The Sri Srinivasa Perumal Temple in Kudavasal, Tamil Nadu, India is a Hindu temple dedicated to Lord Srinivasa, a form of Lord Vishnu. Kudavasal is a small town located in the Thiruvarur district, in between two distributaries of Cauvery river, Kudamurutti and Chola Choodamani. Lord Srinivasa appears with his consorts Sridevi and Bhoomadevi. Kudavasal temple's speciality is that it has the only north-facing sanctum of Lord Srinivasa in the World.

The temple
Srinivasa Perumal Temple at Kudavasal is more than 400 years old. Kudavasal used to be a home for many Vedic Pandits and Scholars, who offered their daily prayers to "Lord Srinivasa" and conducted a variety of Utsavams in a grand manner including "Brahmothsavam" for ages. This holy Temple witnessed several spiritual events including the most venerated "Soma Yagam" performed by great scholars like Shri. U. Ve. Agnihotram Ramanuja Tatachariar and Shri. U. Ve. Siddhanna Sundaram Thathachariar. The temple follows the traditional Vadakalai sect of Iyengars.

The temple was established by Maharajah Krishnadevaraya of the Vijayanagara empire between the years 1509 to 1529 CE. It is believed that Lord Srinivasa appeared in the Maharaja's dream as an old man with the news that there is an idol buried at a certain location and has to face north to serve as younger brother of Tirumalai Venkateswara.
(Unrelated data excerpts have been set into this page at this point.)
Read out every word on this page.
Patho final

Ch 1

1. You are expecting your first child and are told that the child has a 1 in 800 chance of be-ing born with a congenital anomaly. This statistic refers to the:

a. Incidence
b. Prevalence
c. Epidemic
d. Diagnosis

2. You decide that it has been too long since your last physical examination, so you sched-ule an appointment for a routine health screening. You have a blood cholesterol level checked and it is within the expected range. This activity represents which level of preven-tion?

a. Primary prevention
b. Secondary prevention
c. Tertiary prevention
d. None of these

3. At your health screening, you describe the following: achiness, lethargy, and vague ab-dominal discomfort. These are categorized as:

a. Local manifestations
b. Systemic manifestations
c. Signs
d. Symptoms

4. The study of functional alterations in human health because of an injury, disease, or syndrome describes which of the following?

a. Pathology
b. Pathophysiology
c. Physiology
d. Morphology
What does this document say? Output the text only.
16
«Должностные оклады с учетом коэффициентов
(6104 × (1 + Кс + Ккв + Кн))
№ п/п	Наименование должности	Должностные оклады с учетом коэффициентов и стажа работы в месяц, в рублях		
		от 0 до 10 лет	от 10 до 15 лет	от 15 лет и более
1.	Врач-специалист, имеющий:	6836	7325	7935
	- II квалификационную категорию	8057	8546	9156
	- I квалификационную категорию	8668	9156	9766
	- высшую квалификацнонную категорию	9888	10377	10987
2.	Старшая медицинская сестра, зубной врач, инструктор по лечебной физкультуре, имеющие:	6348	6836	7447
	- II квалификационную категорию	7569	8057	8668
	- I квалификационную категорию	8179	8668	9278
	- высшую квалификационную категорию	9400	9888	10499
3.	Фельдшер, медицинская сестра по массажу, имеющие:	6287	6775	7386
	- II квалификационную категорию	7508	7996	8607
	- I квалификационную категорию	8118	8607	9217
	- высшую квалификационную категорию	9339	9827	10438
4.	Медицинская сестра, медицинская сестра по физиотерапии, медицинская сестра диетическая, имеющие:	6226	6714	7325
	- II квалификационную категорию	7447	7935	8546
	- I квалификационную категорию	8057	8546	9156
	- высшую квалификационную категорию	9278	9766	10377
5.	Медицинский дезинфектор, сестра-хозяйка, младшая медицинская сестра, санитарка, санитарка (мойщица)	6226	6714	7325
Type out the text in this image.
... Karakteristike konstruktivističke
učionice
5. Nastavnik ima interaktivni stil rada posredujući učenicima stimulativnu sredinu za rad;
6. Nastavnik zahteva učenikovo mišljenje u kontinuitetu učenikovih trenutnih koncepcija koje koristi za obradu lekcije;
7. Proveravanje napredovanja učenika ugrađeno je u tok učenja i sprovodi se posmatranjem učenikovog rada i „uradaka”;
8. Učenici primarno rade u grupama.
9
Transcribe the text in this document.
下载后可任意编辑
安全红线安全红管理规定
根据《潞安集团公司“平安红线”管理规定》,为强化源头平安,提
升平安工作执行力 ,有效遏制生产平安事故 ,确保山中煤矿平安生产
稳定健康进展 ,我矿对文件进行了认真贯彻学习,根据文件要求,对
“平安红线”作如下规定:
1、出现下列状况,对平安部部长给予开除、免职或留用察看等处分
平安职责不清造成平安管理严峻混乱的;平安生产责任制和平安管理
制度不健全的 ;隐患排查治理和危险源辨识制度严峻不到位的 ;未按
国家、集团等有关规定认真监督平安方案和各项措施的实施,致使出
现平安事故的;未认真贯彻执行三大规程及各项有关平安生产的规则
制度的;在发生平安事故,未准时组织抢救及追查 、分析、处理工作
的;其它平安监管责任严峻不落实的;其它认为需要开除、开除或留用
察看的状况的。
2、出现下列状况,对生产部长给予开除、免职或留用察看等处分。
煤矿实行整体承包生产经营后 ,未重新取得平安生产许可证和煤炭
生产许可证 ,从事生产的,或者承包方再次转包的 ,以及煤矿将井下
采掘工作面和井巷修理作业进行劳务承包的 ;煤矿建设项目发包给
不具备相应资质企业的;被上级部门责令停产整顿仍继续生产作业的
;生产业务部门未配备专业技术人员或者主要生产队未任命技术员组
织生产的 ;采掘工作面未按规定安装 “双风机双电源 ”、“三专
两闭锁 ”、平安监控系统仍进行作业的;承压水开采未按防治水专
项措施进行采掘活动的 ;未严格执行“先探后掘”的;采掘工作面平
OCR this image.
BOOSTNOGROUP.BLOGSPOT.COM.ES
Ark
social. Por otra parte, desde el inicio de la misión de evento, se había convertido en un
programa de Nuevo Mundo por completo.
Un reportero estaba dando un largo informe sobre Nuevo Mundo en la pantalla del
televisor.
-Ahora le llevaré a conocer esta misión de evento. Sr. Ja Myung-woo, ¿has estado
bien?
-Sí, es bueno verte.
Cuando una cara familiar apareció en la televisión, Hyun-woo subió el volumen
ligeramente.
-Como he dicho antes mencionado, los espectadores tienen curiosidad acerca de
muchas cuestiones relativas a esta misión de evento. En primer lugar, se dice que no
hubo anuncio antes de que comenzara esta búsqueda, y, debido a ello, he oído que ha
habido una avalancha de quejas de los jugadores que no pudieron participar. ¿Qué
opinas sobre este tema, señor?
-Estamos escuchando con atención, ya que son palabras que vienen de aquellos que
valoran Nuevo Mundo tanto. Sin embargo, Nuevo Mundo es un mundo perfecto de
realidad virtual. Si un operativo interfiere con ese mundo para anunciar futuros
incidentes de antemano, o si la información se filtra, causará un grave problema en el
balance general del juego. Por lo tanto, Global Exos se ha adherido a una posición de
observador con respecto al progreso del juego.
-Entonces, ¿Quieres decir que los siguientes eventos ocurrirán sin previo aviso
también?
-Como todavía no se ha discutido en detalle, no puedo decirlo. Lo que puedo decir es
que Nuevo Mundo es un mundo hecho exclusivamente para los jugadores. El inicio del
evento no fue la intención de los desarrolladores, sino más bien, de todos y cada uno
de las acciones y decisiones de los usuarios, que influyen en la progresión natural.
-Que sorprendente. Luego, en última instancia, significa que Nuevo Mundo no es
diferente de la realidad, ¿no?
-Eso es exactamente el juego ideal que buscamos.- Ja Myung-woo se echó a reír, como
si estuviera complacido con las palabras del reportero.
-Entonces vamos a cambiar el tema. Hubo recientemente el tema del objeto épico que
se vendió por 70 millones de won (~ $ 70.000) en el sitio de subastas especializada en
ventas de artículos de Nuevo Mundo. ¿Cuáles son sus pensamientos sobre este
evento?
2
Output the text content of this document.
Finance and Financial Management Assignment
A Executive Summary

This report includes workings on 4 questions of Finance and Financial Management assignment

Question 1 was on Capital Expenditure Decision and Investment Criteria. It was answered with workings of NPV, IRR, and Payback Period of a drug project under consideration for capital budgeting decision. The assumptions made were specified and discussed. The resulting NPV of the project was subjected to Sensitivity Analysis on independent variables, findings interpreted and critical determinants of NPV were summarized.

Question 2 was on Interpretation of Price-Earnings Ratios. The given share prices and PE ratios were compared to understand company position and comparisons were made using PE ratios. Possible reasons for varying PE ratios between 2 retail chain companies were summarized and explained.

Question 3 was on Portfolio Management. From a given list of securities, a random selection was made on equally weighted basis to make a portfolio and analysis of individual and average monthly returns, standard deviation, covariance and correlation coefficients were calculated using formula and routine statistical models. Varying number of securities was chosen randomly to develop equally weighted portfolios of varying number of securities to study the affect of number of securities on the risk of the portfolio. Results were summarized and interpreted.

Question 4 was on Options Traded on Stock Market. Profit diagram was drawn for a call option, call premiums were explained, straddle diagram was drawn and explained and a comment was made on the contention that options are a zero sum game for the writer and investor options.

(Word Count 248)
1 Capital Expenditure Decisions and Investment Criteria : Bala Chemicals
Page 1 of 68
The Maharaja personally used a golden plough at the location the very next day and the idol was miraculously dug out just like in his dream. The Maharaja bequeathed vast amount of lands to the temple. A scholarly Brahmin community was established near the temple for its upkeep.

However, with the exodus of the community shifting their place of residence to cities, and with efflux of time, the Temple did not receive adequate attention and proper maintenance. Further, the income from the properties that the Temple enjoyed started dwindling. The last Samprokshanam to the Temple was performed in 1996 by the Board of Trustees with the help of Kudavasal Srinivasa Perumal Seva Samithi. During this renovation, the Temple Quarters was also rebuilt and a new ‘Transit House’ with basic amenities was constructed for the convenience of the sevarthis from outstations.

Unfortunately, the beautiful Uthsava Murthis were stolen and with great efforts by the Board of Trustees, they were recovered subsequently. Thereafter, the Board of Trustees as well as the Kudavasal Srinivasa Perumal Seva Samithi took several steps to improve the security arrangements in the Temple. Thanks to these measures and perseverance, the Idols could be brought back to their original abode recently. Now, there is a proposal to conduct Samprokshanam afresh for the temple in view of last Samprokshanam was held in the year 1996. Efforts started with the Balalayam performed on 8 and 9 July 2008. The Maha kumbabhishekam was performed on 21 March 2009.